Pascal, penseur politique

Il serait impossible de résumer ici l’entièreté des développements de Manent sur Pascal. Un chapitre qui m’a semblé particulièrement original est celui intitulé «Force et justice de l’ordre». C’est dans ce chapitre, il me semble, que Pierre Manent fait le mieux sentir l’acuité et la richesse de son regard de philosophe du politique. De fait, Pascal n’est pas souvent lu comme un penseur politique. À travers une comparaison avec Thomas Hobbes, Manent fait apparaitre Pascal comme un véritable réaliste sur le plan politique. Contre les contractualistes, qui veulent établir ex nihilo un ordre politique juste, à partir d’un état de nature apolitique et amoral – c’est le cas de Hobbes avec son Léviathan –, Pascal estime que l’injustice et la justice sont attachées de manière nécessaire à la condition humaine.

La condition naturelle de l’homme est toujours déjà politique, et donc toujours située dans un équilibre plus ou moins juste entre ceux qui exercent le commandement et ceux qui obéissent. Il ne s’agit donc pas, par la participation à la vie politique, d’établir le règne de la justice, mais de convertir son regard et de modérer ses attentes quant à l’ordre temporel. Or, seule la religion chrétienne peut faire cela, puisqu’elle enseigne à chaque homme qu’il est pécheur et donc, qu’il ne lui revient pas de faire advenir la justice parfaite en condamnant ses semblables: «Le chrétien parfait sait que le bon grain et l’ivraie poussent ensemble et qu’il est pour le moins imprudent, et sans doute impie, de donner à l’homme social mandat pour accomplir cette discrimination qui est réservée à la justice divine.» Plus loin, il dira encore: «Cette condition intermédiaire et divisée, ce mouvement incessant d’“humiliation” et d’“élévation”, interdisent au chrétien d’adhérer sans réserve à aucune des “théories de la justice” qui ont la faveur de l’opinion sociale.»

Grandeur de l’homme

Avec Pascal et la proposition chrétienne, Pierre Manent accomplit un projet qu’il portait depuis plusieurs années.

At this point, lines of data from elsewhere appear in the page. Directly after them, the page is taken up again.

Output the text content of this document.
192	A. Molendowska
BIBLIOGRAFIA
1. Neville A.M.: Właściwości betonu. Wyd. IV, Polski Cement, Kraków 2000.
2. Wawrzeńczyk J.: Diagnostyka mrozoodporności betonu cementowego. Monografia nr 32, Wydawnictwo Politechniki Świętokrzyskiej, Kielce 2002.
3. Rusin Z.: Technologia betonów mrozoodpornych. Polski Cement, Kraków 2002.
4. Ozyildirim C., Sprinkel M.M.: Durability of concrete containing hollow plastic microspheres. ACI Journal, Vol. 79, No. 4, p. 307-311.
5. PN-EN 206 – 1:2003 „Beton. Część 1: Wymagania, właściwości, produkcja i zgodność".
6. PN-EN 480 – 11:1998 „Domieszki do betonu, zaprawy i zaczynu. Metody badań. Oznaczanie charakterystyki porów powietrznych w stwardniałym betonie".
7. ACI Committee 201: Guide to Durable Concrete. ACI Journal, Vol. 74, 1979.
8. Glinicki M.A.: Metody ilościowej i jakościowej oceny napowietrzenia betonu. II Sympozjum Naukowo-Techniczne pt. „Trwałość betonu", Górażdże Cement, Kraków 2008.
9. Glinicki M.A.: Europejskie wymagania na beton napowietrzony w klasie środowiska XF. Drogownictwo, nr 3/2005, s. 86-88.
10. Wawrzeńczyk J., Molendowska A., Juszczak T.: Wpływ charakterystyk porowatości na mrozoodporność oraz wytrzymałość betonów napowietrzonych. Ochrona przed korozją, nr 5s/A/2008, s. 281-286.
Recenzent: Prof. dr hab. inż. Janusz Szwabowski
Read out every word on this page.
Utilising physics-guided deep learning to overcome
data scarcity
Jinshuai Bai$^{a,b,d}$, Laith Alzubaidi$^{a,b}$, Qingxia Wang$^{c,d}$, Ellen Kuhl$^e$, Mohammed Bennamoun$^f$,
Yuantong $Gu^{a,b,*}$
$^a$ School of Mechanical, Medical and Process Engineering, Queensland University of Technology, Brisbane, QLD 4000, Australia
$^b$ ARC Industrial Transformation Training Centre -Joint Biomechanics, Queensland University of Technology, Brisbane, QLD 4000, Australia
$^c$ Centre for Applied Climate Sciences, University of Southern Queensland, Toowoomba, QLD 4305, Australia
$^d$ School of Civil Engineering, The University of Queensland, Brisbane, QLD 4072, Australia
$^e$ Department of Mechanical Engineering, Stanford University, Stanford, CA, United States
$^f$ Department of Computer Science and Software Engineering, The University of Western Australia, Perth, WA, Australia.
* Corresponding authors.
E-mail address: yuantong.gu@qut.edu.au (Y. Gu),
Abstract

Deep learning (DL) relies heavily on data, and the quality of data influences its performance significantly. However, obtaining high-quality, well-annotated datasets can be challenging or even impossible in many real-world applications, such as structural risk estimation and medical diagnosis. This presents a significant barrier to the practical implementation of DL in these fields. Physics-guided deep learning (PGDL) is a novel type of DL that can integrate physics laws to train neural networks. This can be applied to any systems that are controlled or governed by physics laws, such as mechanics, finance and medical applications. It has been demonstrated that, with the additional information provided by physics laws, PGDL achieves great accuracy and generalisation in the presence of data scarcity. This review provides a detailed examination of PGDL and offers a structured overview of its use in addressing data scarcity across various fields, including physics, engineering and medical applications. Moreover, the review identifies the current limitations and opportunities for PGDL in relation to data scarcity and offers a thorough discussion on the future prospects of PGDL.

On sent qu’il est solidaire de la proposition chrétienne de Pascal et qu’il œuvre à abattre les obstacles pour qu’elle soit à nouveau intelligible pour nous. La force du livre est de faire sentir, grâce à Pascal, cette «grandeur de l’âme humaine» lorsqu’elle se tourne vers Dieu. Le chrétien et le non-chrétien y trouveront l’aide nécessaire pour suivre Pascal à la lettre et redécouvrir l’urgence de se positionner sérieusement quant à Dieu: «Il faut parier. Cela n’est pas volontaire, vous êtes embarqué.»


[1] Blaise Pascal, Pensées, fragment 165. L’édition électronique des Pensées de Blaise Pascal est disponible en ligne sur le site:http://www.penseesdepascal.fr/. Je cite ici les Pensées en donnant le numéro du fragment correspondant à la numérotation de l’éditeur Lafuma.

[2] Pierre Manent, Pascal et la proposition chrétienne, Paris, Grasset, 2022. Toutes les citations de Pierre Manent sont tirées de ce livre.

Olivier Duchesne-Pelletier

Olivier est père de famille, professeur de philosophie au collégial et enseignant de français au secondaire.